Concepts¶
The five ideas you need to grok to read Telemachus data correctly.
Telemachus — functional groups¶
Telemachus is a flat parquet (the schema is columnar, not nested), but mentally it splits into five functional groups. Knowing these groups makes it much easier to remember why each column is there.
Telemachus = datetime ts
+ GPS lat, lon, speed_mps, heading_deg,
altitude_gps_m, hdop, n_satellites
+ IMU
├── accel ax_mps2, ay_mps2, az_mps2
├── gyro gx_rad_s, gy_rad_s, gz_rad_s (optional)
└── magneto mx_uT, my_uT, mz_uT (optional)
+ OBD / CAN ignition, odometer_m, rpm,
speed_obd_mps, fuel_*, … (optional)
+ extra x_<source>_<field> (vendor-specific)

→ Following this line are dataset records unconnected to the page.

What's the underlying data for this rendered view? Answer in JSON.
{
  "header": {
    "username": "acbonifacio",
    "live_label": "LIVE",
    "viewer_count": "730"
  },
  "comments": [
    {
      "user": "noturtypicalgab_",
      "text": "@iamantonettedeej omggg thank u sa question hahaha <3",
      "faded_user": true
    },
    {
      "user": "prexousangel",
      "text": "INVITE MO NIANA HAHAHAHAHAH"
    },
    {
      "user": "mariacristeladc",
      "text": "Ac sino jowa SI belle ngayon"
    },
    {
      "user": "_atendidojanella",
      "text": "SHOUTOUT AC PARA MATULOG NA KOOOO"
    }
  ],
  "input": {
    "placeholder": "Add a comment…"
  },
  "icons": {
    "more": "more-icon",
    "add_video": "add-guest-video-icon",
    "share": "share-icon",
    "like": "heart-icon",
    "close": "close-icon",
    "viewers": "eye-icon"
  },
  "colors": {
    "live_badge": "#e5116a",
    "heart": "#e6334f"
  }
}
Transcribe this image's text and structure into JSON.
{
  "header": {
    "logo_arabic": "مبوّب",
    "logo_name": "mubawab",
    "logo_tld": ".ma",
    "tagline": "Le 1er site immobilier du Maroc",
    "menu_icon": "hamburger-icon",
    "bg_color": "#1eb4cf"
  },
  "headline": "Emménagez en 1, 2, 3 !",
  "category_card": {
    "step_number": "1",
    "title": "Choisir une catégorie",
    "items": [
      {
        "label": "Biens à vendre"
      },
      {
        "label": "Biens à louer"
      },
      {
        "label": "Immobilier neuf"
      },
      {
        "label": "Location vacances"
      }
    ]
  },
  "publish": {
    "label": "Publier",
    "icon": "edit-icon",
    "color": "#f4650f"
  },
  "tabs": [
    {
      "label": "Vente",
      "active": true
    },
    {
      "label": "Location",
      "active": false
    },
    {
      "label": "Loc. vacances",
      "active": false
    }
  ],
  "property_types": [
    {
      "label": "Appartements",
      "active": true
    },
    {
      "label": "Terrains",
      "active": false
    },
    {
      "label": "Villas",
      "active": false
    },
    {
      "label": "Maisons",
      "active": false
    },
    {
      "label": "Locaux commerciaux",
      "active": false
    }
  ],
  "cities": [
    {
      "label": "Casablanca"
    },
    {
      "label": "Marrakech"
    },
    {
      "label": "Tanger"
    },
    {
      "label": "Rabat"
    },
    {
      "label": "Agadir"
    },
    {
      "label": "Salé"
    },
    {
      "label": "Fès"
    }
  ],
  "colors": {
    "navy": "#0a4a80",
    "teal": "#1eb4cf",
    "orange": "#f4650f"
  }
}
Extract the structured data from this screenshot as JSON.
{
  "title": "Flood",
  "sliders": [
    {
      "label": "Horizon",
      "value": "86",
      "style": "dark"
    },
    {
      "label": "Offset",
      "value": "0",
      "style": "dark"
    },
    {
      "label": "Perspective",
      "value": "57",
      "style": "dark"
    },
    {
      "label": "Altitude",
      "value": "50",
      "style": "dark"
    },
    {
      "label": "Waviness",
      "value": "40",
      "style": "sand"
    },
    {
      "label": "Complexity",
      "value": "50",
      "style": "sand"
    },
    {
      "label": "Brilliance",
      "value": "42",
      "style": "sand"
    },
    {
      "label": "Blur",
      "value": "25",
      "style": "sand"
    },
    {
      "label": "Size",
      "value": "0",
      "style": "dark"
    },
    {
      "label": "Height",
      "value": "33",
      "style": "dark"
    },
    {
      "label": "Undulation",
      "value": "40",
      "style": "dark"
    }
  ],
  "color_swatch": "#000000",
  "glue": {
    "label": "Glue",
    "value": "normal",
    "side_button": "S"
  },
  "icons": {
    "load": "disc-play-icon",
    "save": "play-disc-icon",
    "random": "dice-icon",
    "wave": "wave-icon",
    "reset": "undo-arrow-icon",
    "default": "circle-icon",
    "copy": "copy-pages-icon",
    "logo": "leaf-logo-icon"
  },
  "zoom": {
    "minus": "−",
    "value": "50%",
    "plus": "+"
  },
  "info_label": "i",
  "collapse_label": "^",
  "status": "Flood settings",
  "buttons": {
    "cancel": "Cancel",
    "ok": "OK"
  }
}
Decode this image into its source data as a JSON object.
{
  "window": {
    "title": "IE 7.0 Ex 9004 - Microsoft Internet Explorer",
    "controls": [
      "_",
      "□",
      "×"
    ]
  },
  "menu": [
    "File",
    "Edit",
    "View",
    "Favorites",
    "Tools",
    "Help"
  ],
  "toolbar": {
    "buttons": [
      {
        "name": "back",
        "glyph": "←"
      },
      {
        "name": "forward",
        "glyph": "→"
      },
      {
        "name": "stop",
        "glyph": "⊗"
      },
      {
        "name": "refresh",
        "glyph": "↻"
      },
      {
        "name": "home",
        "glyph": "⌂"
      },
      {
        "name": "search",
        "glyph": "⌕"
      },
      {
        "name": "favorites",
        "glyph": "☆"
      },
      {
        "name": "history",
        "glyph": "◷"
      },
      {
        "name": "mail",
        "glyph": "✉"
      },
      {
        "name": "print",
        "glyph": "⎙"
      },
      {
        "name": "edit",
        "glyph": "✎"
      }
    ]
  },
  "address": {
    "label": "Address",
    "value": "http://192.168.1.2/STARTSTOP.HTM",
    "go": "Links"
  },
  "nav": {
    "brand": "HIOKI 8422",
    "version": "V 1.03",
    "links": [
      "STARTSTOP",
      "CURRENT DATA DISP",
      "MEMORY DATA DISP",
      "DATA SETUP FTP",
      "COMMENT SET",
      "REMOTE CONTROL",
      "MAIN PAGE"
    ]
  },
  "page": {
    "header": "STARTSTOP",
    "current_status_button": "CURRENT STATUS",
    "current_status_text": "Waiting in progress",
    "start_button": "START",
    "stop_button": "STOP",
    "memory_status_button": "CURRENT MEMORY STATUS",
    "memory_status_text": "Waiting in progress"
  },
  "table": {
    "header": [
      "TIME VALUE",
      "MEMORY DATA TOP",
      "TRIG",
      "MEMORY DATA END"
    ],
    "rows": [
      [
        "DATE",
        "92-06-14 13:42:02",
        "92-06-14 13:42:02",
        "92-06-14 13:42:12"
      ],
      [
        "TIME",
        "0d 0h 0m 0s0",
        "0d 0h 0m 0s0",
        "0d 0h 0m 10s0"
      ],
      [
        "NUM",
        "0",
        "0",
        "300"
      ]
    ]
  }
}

| Group | What it tells you | Rate (typical) |
|---|---|---|
| datetime | When the sample was captured | IMU rate (10 Hz) |
| GPS | Where the vehicle is and how fast | 1 Hz (NaN between fixes) |
| IMU | How the vehicle moves (acc/rot/field) | 10–100 Hz |
| OBD/CAN | What the vehicle reports (bus data) | 1 Hz (varies) |
| extra | Anything vendor-specific that doesn't fit the above | varies |
Why flat columns, not nested structs?
Parquet handles flat columns best (projection pushdown, fast
scans). Nesting imu.accel.x_mps2 looks tidy but costs perf and
tooling compatibility. The mental model is nested; the schema
is flat.
Vendor-specific extra fields¶
When a vendor exposes a field that has no standard Telemachus
equivalent (a proprietary counter, a device-internal flag, …), use
the x_<source>_<field> naming convention:
| Column | Meaning |
|---|---|
x_teltonika_ext_voltage_v |
Teltonika external power voltage reading |
x_geotab_geofence_id |
Geotab-specific geofence identifier |
x_danlaw_codec_id |
Danlaw firmware codec tag |
The x_ prefix signals "not part of the normative Telemachus contract,
consumer may safely ignore it". The <source> segment keeps names
unambiguous across datasets that merge multiple vendors.
Telemachus record format — the layered model¶
| Layer | Name | Input | Output |
|---|---|---|---|
| Telemachus | Device | Hardware | Raw parquet — only what the device measures |
| enriched | Cleaned & Contextualised | Telemachus | Enriched Telemachus + map matching, DEM, IMU calibration, signal quality |
| events layer | Events & Situations | enriched | enriched + event column + event table (harsh brake, pothole, curve, …) |
The Telemachus spec is normative on Telemachus (SPEC-01). enriched and events layer column contracts are documented in SPEC-01 §4 but their algorithms are intentionally out of scope — different consumers can compute enriched/events layer differently as long as they emit conformant columns.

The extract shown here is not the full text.